I've recently bought a book called Buffettology by Mary Buffet and David Clark. Its about the techniques that have made Warren Buffett the world's most famous investor. It was written by Mary Buffett, a former daughter-in-law of Mr. Buffett and also a legendary businesswoman in her own right, in collaboration with a noted Buffettologist David Clark.
So who is Warren Buffett? Warren Buffett was born August 30, 1930 in Omaha, Nebraska to a stock broker and United States Representative father, Howard Buffett and Leila Buffett. He had a entrepreneurial spirit since his childhood. He began working for his father's stock brokerage at age of 11 and also in that same year, made his first stock purchase, buying Cities Services preferred shares for $38 each. When the price of the share reached $40, he sold them, only to watch as the price rocketed to $200 a few years later. From this he learned an important lesson, that it was important to invest in good companies for the long term. When he was 14, he used the $1200 he had saved up from two paper routes to buy 40 acres of farmland which he then rented to tenant farmers. Remember, this is sometime in the 1940s, $1200 is a large sum of money back then!

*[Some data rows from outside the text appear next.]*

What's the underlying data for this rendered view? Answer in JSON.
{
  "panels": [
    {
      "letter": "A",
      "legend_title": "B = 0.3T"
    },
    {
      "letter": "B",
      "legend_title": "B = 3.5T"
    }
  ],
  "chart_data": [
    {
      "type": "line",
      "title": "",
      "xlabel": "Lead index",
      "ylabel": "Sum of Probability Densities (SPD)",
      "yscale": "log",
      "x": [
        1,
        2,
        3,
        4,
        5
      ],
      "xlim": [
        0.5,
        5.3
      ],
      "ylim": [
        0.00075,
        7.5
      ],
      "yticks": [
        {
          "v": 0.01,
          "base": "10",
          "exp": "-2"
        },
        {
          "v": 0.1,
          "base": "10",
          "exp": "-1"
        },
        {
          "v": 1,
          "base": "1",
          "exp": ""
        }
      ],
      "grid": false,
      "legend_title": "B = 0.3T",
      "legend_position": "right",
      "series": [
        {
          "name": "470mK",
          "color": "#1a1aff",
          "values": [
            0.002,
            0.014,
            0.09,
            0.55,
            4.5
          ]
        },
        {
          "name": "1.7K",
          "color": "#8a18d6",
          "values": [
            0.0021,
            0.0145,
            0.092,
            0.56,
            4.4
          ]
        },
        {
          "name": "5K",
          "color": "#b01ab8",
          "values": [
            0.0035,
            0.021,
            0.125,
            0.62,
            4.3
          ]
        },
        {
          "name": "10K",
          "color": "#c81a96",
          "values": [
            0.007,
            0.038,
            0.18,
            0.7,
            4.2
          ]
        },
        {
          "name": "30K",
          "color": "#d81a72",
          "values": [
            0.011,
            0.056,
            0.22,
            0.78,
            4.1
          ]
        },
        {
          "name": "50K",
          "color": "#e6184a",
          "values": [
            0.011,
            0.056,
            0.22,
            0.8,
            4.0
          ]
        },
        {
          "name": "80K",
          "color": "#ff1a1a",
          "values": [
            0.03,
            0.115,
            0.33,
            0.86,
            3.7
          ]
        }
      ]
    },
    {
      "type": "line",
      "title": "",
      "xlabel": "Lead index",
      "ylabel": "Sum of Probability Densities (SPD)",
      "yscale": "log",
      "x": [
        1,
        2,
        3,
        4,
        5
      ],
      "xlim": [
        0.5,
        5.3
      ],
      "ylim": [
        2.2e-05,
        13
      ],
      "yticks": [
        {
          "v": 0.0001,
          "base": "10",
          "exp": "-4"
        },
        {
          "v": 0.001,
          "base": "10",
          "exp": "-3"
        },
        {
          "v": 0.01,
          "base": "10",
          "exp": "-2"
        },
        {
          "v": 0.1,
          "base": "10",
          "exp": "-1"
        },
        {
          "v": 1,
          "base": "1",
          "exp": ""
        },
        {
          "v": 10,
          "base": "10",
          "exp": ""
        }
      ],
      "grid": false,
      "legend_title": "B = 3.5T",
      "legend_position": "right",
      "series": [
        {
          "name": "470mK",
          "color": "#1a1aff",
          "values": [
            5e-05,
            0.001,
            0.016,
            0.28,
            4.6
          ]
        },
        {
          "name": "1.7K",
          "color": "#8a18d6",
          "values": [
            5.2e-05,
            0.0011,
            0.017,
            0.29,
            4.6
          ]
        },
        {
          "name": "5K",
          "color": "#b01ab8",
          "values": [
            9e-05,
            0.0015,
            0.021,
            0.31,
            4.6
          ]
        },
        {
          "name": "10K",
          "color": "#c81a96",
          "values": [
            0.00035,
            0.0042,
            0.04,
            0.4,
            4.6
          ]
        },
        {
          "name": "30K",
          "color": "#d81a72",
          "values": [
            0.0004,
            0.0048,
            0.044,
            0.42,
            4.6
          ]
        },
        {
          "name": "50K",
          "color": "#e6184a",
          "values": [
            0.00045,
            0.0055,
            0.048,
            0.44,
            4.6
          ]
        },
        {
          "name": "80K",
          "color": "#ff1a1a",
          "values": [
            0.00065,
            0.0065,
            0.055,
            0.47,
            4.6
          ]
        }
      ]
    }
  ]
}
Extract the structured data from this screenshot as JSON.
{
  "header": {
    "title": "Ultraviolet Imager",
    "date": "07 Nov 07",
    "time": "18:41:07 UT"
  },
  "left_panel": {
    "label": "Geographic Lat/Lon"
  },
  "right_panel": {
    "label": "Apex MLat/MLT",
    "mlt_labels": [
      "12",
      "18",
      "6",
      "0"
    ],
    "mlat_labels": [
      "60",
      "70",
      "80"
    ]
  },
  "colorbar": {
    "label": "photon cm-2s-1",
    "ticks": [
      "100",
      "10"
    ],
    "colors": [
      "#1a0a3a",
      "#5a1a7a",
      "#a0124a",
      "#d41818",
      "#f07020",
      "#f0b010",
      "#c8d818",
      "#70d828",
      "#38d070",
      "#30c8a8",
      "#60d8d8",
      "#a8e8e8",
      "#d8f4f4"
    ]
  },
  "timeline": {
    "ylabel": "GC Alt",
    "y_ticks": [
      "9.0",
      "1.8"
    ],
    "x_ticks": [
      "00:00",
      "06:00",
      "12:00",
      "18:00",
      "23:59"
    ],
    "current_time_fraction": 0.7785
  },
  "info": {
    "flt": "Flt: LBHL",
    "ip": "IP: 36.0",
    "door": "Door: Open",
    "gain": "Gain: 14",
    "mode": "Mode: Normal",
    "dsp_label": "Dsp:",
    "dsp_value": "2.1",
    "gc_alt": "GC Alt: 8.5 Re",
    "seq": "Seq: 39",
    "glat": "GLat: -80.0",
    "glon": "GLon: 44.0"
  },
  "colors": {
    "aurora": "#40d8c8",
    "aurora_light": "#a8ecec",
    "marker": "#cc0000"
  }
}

Warren Buffett graduated from Columbia Business School with a Master's degree in Economics in 1951. Along the way, he became interested in investing after reading The Intelligent Investor by Benjamin Graham, a well known investor at the time. Eventually, he bought over a textile manufacturing company called Berkshire Hathaway for $8 per share in 1962 and turned it into multi-billion dollar company whose share prices rose to a all time high of $8000 per share. Warren Buffett net worth, as estimated by Fortune Magazine on June 25, 2006 to be $44 billion, making him the second riches man in the world, after Microsoft founder Bill Gates.
In June of 2006, Warren Buffett announced plans to contribute 10 million Berkshire Hathaway Class B shares to Bill and Melinda Gates Foundation, a charitable organization run by Microsoft founder Bill Gates and his wife Melinda Gates. The shares were worth approximately US$30.7 billion as of June 2006, making it the largest charitable donation in history.
Warren Buffett practices a modified form of investment call Value Investment, an approach he learned from Benjamin Graham. From the book Buffetology, Warren Buffett secret to successful investment can be summed up in the following seven points:
He will only invest long-term in companies whose future earnings he can reasonably predict.
He found that companies whose earnings he can reasonably predict generally have excellent business economics working in its favor.
These companies' strong business economics can be seen through there consistent high returns on investors' equity, strong earnings, the presence of strong consumer monopoly and a management which functions with the investors economic interest in mind.
The price you pay for an equity determines the amount of returns you will receive on your investments. The lower the price, the bigger is your returns. The higher the price you pay, the lower will be your returns.
He chooses the type of business he would like to acquire first. Then he waits for the price and rate of returns he desires to determine his buy point.
He has come to believe that investing at the right price in businesses with strong economics in their favor will produce in the long term an annual compounding rate of return of 15% or more.
He found a way to acquire other people's money to manage so as to profit from his investment expertise. He did this by starting investment partnerships and acquiring insurance companies.
How Warren Buffett actually decides what companies he wants to buy and at what prices he is willing to pay for them is the subject of the rest of the book.